Luo Yuan (罗援 (羅援, Luó Yuán); born 17 April 1950), is a Chinese naval officer, author, social commentator, and military theorist at the PLA Academy of Military Science. Luo holds the rank of rear admiral in the PLA Navy. The son of Luo Qingchang, he is a supporter of communist orthodoxy and has expressed nationalist, anti-American and anti-western sentiments.

==Biography==
Luo was born in 1950 in Cangxi County, Sichuan Province. His father Luo Qingchang was a long-time leader of Chinese security and intelligence agencies, serving as Director of the Central Investigation Department from 1973 to 1983. He has six brothers and sisters. His oldest brother, Luo Kang (罗抗), was born during the Second Sino-Japanese War. His middle brother, Luo Ting (罗挺), was born during the Chinese Civil War. His fourth younger brother is Luo Zhen (罗振).
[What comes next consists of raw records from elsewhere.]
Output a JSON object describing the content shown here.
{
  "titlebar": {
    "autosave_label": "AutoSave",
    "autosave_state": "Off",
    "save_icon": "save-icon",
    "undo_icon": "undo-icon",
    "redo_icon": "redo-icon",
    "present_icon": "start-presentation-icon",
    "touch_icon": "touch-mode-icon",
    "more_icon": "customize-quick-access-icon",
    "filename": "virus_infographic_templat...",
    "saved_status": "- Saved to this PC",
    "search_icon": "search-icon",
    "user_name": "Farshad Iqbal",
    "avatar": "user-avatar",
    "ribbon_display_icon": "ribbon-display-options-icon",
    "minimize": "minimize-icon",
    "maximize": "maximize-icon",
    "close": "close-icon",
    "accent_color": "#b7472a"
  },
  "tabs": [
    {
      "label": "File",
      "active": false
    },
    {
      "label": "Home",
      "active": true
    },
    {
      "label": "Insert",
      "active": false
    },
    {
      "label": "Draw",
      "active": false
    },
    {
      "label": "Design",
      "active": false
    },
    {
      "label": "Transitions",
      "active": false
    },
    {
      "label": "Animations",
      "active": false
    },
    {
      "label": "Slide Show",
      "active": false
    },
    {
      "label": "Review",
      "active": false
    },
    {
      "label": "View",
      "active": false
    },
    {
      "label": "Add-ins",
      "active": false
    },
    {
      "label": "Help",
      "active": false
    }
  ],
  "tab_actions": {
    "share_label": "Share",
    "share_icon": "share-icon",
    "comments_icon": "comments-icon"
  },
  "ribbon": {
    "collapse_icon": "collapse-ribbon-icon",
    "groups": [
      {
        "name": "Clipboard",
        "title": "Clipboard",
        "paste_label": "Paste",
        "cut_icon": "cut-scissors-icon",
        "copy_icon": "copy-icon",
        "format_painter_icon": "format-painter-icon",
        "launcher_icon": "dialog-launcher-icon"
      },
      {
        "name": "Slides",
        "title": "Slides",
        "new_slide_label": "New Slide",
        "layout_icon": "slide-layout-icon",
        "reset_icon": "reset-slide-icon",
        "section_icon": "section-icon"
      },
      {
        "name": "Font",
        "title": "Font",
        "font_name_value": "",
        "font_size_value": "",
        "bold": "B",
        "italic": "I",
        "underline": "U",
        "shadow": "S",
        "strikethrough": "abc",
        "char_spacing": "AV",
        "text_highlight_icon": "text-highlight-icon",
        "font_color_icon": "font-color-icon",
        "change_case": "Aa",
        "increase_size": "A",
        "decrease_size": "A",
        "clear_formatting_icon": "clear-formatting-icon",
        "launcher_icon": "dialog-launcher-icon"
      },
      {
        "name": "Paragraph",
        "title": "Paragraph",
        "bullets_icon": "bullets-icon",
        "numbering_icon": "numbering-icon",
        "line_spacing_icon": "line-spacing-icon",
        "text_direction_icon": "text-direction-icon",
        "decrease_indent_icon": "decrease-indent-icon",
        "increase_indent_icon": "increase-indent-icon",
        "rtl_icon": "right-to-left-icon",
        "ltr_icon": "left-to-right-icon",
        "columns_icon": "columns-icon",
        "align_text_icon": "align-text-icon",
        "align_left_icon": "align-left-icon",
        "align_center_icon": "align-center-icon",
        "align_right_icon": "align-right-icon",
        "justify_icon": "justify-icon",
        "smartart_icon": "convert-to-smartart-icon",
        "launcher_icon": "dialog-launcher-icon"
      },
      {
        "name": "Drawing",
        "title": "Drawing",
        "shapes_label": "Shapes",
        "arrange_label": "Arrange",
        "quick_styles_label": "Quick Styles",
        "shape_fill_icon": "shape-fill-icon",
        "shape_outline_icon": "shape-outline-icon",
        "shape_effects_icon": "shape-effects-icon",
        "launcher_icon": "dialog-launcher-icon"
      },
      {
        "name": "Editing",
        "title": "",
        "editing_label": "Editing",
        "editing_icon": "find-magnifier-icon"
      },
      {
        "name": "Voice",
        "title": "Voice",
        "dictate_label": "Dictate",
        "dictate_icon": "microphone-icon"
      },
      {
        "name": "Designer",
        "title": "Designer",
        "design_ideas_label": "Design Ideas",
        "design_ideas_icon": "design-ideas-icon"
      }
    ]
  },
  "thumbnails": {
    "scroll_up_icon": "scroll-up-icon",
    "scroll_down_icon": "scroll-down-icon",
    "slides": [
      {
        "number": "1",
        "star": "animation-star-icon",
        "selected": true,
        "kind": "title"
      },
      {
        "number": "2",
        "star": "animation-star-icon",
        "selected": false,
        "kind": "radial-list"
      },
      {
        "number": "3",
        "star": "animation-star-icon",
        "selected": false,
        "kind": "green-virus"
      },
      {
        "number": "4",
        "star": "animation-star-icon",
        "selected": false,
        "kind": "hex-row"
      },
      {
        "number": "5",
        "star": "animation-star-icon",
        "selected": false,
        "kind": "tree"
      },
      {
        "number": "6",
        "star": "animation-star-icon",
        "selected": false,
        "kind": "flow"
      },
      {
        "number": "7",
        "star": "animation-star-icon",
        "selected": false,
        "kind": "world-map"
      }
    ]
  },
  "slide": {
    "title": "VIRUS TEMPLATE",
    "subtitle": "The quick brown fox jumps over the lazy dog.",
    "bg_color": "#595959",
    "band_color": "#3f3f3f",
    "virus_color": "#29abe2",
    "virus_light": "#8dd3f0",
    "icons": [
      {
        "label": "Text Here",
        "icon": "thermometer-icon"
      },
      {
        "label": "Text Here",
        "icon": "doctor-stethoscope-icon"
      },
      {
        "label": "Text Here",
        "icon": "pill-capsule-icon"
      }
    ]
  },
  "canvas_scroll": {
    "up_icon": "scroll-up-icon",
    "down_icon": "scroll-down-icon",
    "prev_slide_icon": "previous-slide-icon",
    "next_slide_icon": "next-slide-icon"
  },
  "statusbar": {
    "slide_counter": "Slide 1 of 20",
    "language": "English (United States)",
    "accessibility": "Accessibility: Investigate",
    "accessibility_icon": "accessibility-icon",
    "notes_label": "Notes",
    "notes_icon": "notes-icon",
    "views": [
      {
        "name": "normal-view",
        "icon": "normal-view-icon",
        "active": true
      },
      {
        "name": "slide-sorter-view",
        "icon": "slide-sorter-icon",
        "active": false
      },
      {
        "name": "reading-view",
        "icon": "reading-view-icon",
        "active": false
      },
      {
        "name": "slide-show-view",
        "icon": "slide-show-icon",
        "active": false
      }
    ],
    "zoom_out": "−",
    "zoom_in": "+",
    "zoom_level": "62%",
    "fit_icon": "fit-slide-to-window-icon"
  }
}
In 1966, the Cultural Revolution was launched by Mao Zedong. Luo Qingchang was denounced by Red Guards as a capitalist roader and suffered political persecution in 1966 and 1967, but he soon returned to power thanks to his friendship with Zhou Enlai and Wang Dongxing. Luo Yuan also suffered persecution, by being sent to Yunnan Province as a soldier-farmer. In 1978, Luo Yuan secured a transfer back to Beijing.

In December 2018, Luo proposed that a possible solution to tensions with the United States in the South China Sea would be to sink one or two United States Navy aircraft carriers to break US resolve.